ファースト・アルバム「チープ・スリル」はロック史上に残る名盤であるが、この曲は彼女のセカンド・アルバム「コズミック・ブルースを歌う」からのヒット・チューンであり、サード・アルバム「パール」で彼女の音楽的地位を確立したと言われている。
ジャニスはアメリカのディープ・サウスのテキサス、ポート・アーサーの生まれ。物心付き始めた頃から大人の作り出した秩序に反抗する少女で、一人でブルーズを聞いていたという。こんな彼女の物語は ベット・ミドラー主演の映画「ローズ」で後に映画化された。はじめてこの曲をラジオで聞いたときは 強烈な印象で誰が歌っているのかわからずレコード店を探しまわった。
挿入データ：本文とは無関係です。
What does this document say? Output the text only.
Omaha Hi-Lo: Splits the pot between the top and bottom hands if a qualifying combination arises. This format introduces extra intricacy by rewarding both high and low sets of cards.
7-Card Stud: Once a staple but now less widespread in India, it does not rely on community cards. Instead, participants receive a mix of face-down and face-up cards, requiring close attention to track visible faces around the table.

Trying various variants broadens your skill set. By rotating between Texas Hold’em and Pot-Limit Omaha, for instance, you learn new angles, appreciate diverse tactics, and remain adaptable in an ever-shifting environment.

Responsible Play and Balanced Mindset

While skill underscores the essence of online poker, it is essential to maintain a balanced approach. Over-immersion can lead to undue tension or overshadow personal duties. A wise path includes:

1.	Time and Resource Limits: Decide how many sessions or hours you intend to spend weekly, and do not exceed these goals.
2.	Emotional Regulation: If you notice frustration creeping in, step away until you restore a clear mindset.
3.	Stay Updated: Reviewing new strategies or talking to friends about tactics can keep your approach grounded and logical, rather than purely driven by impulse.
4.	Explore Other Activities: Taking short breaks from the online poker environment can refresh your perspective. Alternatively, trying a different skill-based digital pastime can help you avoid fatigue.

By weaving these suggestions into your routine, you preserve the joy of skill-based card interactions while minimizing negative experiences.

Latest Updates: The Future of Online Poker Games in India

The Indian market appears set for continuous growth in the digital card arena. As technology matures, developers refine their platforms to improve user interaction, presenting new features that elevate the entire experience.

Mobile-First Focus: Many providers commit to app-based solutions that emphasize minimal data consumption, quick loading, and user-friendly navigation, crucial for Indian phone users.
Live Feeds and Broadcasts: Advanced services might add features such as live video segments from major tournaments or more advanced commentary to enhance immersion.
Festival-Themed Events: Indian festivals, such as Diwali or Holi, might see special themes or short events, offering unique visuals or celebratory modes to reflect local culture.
ロックのルーツは 黒人音楽であり、ロックは単なる音楽表現だけではなく社会の対してもアピールするだけの力を持ったものであるということを彼女は示してくれたと思う。


 紫のけむり/ジミ・ヘンドリックス
 (ポリドール/日本グラモフォン DP-1559)


音楽と暴力、音楽とマリファナ、音楽とSEX、音楽は<衝動>の一種の表現。ロックは アナーキーな芸術の表現形態であるというような幻想を彼のステージングは我々に見せてくれたような気がする。彼はフィード・バック奏法、ワウワウを多用等、従来のロックギターに革命的な可能性と、プレイの意外性をもたらした。ウッド・ストックの最後の場面で彼の演奏した「アメリカ国歌」は有名なシーンだ。モンターレー・ポップ・フェスティバルでは「ワイルド・シング」演奏中にギターに火をつけ、叩き割るというエキサイティングなシーンを演じ、話題となった。ジミ・ヘンドリックスの音楽性は ロバート・ジョンソンや、マディー・ウォーターズなどの影響を受け、B.B.キング、アイズリー・ブラザース、ウィルソン・ピィケット、リトル・リチャードなどのバックとして演奏していたこともあり、そうしたミュージシャンの影響を受けながらも、それらをブチ壊すことに彼の音楽=ロックがあったのかもれない。
「紫のけむり」は 彼の代表曲で 全英のチャート4位まで上がった。サイケデリック・ロックなどと呼ばれた。